Following the recent record-breaking signing of Alphonso Davies to Bayern Munich for $22 million, it has given hope to thousands of Canadian refugees hoping to find a better life through sport. 17-year-old Davies, a Libyan born refugee who has lived in Canada since he was 5, has already been tipped to be one of the best Canadian soccer players ever after a series of great performance for both club and country.
Bayern Munich plays this Saturday if you interested in watching Alphonso in action, and you can read online casino Canada reviews here for the best places to bet on the match.
Each story of his kind is always heart-warming, but there have been more examples from across the world of refugee soccer players managing to defy all expectations and make it to the top. We have compiled a list of some of the most successful refugee players in the world, some of which may surprise you.
Granit Xhaka | Arsenal and Switzerland
The Arsenal defender, who also plays for the Switzerland national team, may have found success as a soccer player at 25, but when his parents were his age things were a lot different.
His Albanian father was sentenced to 15 years in jail when he was just 22 for protesting for democracy in the nation, while in prison he was regularly beaten by his captors. Upon obtaining an early release, his parents moved to Basel, Switzerland for a better life where Granit was born and raised alongside his brother, Taulant, who is also a professional soccer for FC Basel and the Albanian National team.
Xhaka stays true to his Albanian roots and actually found himself in trouble during the World Cup 2018 alongside Xherdan Shaqiri, a fellow Swiss international with Albanian roots, for performing a celebrating which consisted of forming a two-headed eagle with their hands. A representation of the Albanian Flag.
Victor Moses | Chelsea & Nigeria
Victor Moses has played for various top-flights teams throughout his career, including West Ham, Liverpool, and Chelsea, as well as also recently scoring at the World Cup 2018 for Nigeria against Argentina from the penalty spot. He career has seen him obtain Premier League, FA Cup, UEFA League and Africa Cup of Nations winners medals over his career and still at 27, has plenty of time yet to achieve more.

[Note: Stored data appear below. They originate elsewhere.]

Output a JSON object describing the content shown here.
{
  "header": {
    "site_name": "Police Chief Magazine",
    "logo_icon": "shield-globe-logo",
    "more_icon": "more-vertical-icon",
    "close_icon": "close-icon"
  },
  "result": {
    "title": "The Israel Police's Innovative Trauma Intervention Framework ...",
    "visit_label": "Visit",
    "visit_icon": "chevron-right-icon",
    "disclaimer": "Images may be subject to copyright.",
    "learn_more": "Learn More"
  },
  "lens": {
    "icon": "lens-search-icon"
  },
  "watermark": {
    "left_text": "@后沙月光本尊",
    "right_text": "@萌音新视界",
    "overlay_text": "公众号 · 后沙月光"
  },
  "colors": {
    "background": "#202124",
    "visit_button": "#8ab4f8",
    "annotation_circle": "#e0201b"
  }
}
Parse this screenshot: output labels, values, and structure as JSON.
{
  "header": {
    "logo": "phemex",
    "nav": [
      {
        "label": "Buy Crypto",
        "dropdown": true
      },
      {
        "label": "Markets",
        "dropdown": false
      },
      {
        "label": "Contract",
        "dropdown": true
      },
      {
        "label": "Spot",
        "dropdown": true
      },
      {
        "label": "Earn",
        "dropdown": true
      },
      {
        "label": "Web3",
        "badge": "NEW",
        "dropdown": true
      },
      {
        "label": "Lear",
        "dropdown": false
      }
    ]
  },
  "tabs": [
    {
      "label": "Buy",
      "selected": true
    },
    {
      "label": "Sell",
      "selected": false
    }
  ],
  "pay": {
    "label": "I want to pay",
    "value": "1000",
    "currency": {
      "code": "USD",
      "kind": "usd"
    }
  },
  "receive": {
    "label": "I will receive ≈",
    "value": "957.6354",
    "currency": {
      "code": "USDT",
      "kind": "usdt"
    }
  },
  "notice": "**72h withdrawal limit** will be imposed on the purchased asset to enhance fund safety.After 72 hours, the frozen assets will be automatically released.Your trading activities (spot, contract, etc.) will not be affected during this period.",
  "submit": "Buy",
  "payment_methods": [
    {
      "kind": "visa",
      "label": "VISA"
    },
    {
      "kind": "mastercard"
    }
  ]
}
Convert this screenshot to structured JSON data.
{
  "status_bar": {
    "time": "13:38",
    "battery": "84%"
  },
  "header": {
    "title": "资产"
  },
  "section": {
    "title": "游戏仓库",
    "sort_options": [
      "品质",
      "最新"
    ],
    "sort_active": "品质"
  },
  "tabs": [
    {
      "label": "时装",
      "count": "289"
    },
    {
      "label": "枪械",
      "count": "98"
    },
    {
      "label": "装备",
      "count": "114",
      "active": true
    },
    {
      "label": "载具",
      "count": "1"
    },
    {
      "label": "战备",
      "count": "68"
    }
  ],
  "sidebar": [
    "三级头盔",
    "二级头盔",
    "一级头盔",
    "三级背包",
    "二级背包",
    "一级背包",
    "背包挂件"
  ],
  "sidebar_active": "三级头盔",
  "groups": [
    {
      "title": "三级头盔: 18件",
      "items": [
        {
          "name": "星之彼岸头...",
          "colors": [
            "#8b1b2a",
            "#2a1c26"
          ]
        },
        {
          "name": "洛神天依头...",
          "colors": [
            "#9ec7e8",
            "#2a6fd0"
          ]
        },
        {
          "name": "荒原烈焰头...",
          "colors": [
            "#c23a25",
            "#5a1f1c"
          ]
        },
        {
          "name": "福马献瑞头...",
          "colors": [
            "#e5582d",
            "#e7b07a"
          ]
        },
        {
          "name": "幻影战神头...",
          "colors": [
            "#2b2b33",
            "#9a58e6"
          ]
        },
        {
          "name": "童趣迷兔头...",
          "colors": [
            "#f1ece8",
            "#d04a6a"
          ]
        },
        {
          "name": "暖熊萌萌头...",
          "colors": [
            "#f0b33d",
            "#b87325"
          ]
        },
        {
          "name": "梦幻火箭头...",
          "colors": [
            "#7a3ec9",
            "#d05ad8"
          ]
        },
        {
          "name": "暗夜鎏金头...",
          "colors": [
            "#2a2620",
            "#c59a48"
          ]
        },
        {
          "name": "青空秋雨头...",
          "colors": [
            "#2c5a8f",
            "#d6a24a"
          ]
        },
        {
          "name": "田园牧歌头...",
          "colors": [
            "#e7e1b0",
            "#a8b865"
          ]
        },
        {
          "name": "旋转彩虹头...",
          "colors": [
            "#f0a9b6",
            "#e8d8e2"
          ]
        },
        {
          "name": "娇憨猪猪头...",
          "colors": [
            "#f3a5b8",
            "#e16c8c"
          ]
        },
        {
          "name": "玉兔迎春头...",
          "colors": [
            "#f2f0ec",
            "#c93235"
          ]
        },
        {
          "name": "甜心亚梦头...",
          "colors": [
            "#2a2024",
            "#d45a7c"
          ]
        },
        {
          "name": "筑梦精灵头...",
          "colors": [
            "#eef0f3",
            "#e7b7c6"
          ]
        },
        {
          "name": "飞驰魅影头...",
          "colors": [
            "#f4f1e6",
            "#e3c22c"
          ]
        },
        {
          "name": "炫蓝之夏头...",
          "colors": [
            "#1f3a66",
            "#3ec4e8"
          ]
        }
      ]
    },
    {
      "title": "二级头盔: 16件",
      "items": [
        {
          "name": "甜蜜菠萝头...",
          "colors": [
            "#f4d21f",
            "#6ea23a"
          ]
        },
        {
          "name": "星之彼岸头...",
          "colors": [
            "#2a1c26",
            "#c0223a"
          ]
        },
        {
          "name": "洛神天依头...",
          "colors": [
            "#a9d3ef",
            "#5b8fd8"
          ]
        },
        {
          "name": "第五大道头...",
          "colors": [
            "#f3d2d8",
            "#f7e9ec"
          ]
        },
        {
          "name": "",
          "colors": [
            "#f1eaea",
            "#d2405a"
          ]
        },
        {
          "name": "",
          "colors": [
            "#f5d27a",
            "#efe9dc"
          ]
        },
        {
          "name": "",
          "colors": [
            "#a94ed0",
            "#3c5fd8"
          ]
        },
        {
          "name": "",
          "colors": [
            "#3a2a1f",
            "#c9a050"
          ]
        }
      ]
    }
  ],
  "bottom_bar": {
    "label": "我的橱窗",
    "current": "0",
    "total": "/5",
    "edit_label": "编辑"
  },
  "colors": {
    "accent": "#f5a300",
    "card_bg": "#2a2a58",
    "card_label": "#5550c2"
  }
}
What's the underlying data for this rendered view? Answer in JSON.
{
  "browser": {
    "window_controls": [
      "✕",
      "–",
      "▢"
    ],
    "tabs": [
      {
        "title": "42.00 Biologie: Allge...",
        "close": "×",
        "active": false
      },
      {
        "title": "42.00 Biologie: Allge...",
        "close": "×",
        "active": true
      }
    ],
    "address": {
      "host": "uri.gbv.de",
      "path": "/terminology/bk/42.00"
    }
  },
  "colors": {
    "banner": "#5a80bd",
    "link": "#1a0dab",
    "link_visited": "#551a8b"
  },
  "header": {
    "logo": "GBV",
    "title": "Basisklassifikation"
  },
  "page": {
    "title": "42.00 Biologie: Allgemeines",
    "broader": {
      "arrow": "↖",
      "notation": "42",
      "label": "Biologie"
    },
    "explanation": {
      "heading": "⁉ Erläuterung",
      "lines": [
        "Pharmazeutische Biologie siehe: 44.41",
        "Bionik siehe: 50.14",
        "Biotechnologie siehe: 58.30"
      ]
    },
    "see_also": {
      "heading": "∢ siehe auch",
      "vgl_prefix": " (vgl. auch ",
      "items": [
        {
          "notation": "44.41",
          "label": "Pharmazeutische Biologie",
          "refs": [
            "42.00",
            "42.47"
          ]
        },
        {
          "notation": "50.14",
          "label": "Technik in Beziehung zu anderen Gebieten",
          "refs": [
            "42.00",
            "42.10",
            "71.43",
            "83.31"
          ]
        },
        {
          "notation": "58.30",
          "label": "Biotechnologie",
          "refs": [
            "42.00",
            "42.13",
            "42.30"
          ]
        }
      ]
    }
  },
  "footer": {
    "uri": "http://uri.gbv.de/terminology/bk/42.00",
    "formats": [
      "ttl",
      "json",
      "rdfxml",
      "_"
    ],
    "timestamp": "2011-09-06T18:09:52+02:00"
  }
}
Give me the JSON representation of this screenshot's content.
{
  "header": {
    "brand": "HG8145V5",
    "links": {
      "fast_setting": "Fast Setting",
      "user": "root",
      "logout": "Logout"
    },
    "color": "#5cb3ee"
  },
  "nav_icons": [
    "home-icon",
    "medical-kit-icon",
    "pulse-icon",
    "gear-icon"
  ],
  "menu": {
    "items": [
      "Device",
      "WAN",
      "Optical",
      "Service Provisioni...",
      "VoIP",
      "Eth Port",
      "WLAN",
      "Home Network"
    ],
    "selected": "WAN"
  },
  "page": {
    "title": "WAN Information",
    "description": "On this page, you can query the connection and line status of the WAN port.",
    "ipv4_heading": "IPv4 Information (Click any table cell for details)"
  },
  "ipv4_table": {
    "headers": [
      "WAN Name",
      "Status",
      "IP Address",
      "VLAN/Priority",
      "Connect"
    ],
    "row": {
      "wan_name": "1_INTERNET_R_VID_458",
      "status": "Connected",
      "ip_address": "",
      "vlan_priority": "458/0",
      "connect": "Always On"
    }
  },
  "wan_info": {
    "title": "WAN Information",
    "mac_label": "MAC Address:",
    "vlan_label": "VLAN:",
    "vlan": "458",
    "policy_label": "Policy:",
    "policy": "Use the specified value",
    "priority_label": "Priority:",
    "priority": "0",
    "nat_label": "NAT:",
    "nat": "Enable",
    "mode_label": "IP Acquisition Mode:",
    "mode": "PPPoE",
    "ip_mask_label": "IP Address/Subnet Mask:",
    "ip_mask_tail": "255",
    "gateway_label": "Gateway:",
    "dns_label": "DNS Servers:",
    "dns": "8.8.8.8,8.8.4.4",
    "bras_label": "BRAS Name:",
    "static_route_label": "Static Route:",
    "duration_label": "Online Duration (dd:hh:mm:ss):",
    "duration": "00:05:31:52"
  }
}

However, when he arrived in England when was 10-years-old he was fleeing Nigeria as an orphan after both his parents were killed during religious conflicts in 2002. He started playing organized soccer when he was 13 and very soon after he had been picked up by Crystal Palace on a schoolboy contract which. As well as nurturing his soccer skills, it also allowed him to also achieve a private school education.
Luka Modric | Real Madrid & Croatia
This 32-year-old Croatian midfielder is at the top of his game, with numerous honours that include winning 3 consecutive Champions League with Real Madrid, becoming the first ever Croatian to be included in the FIFA World 11 and more recently as Captain of Croatia, he lead his nation to their first ever World Cup final, winning the tournaments Golden Ball award along the way for his efforts.
However, things may have been a lot different for Modric, as he became a refugee during the War of Croatian independence. When he was just 6, Serbian militants attacked his hometown, burnt his house to the ground and shot his grandfather. After this, he fled his birthplace for the city of Zadar, Croatia where he remembers hearing grenades as he played soccer in car parks.
Refugee Set-up In Canada
All these examples showcase the possibilities that can be achieved by refugees when given the opportunity in a new nation. Canada is one of the best for these opportunities, with major teams like Toronto FC trying new ways to involve the refugee community in soccer. Alphonso is one of the biggest successes from Canada, but the likes of Ali Audy, the Syrian 13-year-old who represented Canada at the youth World Cup 2016, and other refugees may soon follow in his footsteps.